Carrier insists deal with pilots' union on redundancy split must be modified before downsizing can be put into effect

Switzerland's flag carrier Swiss International Air Lines is cutting up to a third of its fleet and workforce to reverse its deteriorating financial situation.

The downsizing, which will see 34 aircraft withdrawn and 3,000 employees laid off, may still not be enough to save the airline unless it can also reach a new agreement with its pilots' unions by 15July.
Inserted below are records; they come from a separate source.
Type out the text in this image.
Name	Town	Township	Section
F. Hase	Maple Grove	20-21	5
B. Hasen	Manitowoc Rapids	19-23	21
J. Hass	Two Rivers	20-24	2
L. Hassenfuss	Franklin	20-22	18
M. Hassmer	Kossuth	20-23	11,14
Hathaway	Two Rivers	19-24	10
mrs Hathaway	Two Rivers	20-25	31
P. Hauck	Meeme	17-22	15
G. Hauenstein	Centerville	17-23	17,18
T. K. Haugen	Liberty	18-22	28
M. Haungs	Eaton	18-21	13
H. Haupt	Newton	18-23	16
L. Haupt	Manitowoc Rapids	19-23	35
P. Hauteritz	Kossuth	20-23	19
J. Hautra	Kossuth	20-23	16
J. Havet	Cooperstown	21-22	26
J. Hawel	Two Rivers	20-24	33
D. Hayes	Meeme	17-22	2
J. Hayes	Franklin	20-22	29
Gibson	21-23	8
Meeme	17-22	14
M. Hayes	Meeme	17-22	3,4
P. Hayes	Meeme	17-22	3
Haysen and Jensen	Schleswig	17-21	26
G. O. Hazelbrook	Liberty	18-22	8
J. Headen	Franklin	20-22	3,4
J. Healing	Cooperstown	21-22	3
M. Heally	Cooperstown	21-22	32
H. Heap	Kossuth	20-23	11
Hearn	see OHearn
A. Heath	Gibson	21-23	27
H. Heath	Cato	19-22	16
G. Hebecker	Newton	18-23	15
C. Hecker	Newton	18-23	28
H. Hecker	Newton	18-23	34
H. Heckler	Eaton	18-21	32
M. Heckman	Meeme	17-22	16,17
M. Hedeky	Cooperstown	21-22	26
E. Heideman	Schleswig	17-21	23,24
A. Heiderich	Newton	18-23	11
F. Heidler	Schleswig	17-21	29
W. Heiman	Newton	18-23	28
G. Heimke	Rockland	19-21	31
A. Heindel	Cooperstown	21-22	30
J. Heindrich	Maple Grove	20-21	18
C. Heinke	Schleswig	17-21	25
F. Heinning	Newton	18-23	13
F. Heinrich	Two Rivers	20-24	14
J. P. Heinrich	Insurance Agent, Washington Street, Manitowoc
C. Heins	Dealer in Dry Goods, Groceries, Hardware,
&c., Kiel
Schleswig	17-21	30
The bulk of the cuts will fall on the regional fleet, which consists of 23 BAE Systems Avro RJs, 20 Embraer ERJ-145s and 20 Saab 2000 turboprops. One entire type - either the ERJ-145s or the Saab 2000s - will be grounded, and four more aircraft from the surviving fleet and the regional jet fleet will go, reducing the regional fleet to 35 aircraft. Three of the airline's 24 medium-range A320 family aircraft will be removed, but the exact mix of models has not been decided.

Swiss is continuing with plans to phase out its 12 Boeing MD-11s and replace them with new Airbus A340-300s over the next 12 months, starting this month, but it has reduced the firm order from 12 to nine aircraft. Four of its 13 A330-200s will also be grounded, so that the airline's long-haul fleet will be reduced by 30% to 18 aircraft a year from now.
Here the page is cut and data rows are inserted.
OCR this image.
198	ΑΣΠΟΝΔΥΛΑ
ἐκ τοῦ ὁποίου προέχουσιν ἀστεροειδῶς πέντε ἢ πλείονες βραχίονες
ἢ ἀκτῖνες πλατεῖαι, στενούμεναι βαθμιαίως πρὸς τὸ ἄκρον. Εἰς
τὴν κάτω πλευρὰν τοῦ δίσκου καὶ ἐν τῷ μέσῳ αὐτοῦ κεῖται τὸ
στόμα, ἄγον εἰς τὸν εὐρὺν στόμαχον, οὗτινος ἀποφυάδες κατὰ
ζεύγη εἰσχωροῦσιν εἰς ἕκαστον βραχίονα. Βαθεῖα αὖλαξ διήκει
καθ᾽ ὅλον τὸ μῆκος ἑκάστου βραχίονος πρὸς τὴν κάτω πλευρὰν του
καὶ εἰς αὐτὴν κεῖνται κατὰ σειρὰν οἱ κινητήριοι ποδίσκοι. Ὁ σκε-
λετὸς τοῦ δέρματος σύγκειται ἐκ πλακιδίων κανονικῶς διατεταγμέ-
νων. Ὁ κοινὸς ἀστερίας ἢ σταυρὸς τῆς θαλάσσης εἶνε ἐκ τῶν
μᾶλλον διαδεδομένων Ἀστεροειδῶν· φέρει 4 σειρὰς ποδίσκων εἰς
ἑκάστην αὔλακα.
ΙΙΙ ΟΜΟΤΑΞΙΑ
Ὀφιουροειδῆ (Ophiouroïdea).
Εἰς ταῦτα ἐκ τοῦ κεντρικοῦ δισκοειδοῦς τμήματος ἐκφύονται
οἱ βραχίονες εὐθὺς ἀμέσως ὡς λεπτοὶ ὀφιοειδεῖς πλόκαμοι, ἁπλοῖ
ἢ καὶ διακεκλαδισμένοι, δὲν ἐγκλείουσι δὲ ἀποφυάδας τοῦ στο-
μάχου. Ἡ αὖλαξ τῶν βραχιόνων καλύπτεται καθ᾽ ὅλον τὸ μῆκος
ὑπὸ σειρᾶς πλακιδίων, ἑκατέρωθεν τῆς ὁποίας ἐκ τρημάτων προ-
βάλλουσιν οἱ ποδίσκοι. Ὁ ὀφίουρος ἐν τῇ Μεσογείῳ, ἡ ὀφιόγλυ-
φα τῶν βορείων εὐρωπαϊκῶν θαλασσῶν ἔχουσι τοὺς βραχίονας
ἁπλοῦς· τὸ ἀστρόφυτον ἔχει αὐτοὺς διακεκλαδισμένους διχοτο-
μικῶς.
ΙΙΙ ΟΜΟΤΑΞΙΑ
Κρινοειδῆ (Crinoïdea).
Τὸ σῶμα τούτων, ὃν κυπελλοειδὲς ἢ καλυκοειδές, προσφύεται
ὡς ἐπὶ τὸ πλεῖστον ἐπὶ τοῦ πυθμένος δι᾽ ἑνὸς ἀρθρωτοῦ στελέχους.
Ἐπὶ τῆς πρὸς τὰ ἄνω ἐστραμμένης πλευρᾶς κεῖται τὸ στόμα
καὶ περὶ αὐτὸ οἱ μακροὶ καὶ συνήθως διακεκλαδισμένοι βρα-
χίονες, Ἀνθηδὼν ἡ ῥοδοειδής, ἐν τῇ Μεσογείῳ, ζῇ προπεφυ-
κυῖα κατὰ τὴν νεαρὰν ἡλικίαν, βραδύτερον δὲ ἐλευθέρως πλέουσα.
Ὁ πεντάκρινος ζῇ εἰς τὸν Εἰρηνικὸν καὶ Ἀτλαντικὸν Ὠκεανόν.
Most of the 3,000 job cuts will be forced redundancies, Swiss says, which will create problems with its two pilot unions. Last month an arbitration court resolved a dispute between Swiss and the unions by compelling the airline to split any redundancies equally between ex-Swissair and ex-Crossair pilots, but Swiss now says that the agreement "jeopardises the implementation of the new business plan, and hence the company's survival".

Unless it can reach a more flexible arrangement with the unions by 15 July, the airline says it will not be able to put the reductions into effect by the beginning of the airline's winter timetable in October.
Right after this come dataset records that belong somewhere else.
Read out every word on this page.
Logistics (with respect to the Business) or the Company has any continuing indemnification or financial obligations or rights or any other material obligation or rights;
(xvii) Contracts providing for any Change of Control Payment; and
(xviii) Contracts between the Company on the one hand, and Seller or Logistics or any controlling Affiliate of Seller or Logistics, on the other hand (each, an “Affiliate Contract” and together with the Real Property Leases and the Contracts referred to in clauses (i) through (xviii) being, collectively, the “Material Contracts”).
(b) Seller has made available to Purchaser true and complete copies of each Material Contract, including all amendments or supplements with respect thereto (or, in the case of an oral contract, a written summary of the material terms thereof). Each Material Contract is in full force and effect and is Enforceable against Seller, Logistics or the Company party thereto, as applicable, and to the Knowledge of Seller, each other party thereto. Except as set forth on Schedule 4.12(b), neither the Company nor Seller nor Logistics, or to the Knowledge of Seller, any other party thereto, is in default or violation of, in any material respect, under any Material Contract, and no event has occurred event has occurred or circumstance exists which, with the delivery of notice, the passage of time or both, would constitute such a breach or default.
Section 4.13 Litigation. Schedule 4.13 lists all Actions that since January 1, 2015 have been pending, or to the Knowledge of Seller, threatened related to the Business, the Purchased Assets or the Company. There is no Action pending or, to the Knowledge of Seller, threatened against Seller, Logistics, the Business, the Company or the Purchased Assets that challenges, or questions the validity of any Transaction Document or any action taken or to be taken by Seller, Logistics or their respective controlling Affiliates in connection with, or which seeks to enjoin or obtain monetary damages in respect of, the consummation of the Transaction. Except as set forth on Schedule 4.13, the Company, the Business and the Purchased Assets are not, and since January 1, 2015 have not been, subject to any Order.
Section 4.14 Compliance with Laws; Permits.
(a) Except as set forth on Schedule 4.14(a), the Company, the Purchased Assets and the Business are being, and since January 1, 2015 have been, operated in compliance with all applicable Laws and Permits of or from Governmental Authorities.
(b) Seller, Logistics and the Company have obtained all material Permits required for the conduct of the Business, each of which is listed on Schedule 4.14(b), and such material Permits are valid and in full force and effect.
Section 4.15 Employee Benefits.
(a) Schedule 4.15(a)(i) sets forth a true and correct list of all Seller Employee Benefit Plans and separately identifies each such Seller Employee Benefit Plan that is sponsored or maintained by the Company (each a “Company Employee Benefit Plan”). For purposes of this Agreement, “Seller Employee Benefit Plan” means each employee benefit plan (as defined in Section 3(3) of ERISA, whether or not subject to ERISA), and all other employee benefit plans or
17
Route cuts are also on the way by winter, the airline says. It plans to cut 31% of capacity on its medium- and long-haul services and 38% of regional capacity. Many destinations will be eliminated, and others currently served from more than one of Swiss's three hubs - Basle, Geneva and Zurich - will be served from only one.

Maintenance company SR Technics says that up to 500 of its 3,000 staff could go in the wake of the Swiss restructuring, while freight handler Cargologic will cut 150 of its 800 staff.